When I was about fourteen I took up phonography, or stenography as it is now known. This was an aid in reporting speeches, making notes, etc., but one of its greatest helps was in the matter of analysing the sounds of words thus aiding me in their clear enunciation.

At this time I was also a Sunday school teacher, and at sixteen years of age, a local preacher in the Methodist church. This led to my becoming an active minister of that denomination after I came to the United States, and for seven years I was as active as I knew how to be in the discharge of this work. In my desire to make my preaching effective and helpful I studied unweariedly and took up astronomy, buying a three inch telescope, and soon became elected to Fellowship in the Royal Astronomical Society of England.

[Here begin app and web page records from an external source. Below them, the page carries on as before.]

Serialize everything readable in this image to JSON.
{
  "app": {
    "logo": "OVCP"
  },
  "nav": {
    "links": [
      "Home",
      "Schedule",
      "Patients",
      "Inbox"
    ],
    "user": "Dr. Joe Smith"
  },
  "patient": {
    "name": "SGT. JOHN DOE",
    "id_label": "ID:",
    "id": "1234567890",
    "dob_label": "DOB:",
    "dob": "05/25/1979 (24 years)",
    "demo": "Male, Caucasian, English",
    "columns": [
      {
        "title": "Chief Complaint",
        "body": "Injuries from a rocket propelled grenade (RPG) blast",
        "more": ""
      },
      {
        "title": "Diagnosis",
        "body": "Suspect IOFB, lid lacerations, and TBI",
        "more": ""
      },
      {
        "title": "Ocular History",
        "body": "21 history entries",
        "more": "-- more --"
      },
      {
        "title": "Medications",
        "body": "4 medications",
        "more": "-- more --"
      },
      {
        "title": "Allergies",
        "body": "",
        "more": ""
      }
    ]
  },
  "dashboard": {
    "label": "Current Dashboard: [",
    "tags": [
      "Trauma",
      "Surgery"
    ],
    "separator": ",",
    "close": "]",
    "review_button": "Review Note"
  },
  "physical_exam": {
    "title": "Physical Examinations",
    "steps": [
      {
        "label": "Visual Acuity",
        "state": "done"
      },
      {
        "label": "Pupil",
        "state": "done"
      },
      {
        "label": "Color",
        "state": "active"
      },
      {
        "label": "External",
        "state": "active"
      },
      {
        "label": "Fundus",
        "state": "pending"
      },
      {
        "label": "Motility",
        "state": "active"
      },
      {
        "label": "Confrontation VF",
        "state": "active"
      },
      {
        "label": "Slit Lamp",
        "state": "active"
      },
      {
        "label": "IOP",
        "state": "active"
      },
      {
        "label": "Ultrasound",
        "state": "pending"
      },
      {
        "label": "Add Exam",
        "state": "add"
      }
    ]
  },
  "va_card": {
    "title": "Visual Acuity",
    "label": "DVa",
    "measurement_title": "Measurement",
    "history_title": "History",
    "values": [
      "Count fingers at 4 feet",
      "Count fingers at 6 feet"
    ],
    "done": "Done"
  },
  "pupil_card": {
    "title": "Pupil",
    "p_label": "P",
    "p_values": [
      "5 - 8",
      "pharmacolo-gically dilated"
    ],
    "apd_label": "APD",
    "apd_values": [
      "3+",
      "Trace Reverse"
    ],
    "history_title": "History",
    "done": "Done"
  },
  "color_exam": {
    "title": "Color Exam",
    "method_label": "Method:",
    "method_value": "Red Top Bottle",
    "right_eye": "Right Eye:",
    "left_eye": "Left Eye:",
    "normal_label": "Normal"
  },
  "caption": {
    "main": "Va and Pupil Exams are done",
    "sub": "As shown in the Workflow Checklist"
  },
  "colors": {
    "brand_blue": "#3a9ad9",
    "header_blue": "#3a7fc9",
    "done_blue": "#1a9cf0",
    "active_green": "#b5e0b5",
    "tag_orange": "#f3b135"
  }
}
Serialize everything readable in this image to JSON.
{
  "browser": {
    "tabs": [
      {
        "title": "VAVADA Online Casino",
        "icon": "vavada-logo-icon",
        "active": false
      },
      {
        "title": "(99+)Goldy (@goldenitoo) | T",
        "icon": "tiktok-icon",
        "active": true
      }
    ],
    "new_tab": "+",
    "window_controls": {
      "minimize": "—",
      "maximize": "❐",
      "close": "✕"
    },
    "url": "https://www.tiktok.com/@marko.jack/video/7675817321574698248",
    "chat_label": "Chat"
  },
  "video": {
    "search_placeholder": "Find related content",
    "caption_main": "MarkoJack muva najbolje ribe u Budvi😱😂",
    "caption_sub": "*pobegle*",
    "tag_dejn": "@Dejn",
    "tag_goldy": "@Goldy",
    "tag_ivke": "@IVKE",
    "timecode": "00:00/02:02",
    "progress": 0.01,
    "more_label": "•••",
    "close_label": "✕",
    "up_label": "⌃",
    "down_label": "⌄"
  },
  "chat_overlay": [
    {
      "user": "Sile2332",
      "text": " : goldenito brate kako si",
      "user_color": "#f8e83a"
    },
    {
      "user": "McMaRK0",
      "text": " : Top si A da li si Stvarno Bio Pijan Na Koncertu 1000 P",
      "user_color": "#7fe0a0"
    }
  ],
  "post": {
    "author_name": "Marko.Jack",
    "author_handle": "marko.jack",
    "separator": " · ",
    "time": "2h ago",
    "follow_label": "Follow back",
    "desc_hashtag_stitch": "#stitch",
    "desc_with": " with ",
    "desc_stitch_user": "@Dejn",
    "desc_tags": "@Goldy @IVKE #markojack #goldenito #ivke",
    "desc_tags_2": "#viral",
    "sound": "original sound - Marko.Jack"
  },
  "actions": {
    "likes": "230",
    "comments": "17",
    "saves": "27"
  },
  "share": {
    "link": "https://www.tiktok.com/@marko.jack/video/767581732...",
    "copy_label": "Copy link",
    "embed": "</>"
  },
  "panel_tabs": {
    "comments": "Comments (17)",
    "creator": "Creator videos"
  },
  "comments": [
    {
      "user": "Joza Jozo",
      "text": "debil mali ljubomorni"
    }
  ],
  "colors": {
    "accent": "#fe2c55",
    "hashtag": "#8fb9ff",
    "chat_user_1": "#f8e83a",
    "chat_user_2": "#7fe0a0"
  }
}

Then I took up microscopy, buying the fine microscope from Dr. Dallinger, President of the Royal Microscopical Society, with which he had done his great work on bacilli—and which, by-the-way, was later stolen from me—and I was speedily elected a Fellow of that distinguished Society. A little later Joseph Le Conte, the beloved geologist of the California State University, took me under his wing, and set me to work solving problems in geology, and I was elected, in due time, a Fellow of the Geological Society of England, a society honored by the counsels of such men as Tyndall, Murchison, Lyell, and all the great geologists of the English speaking world.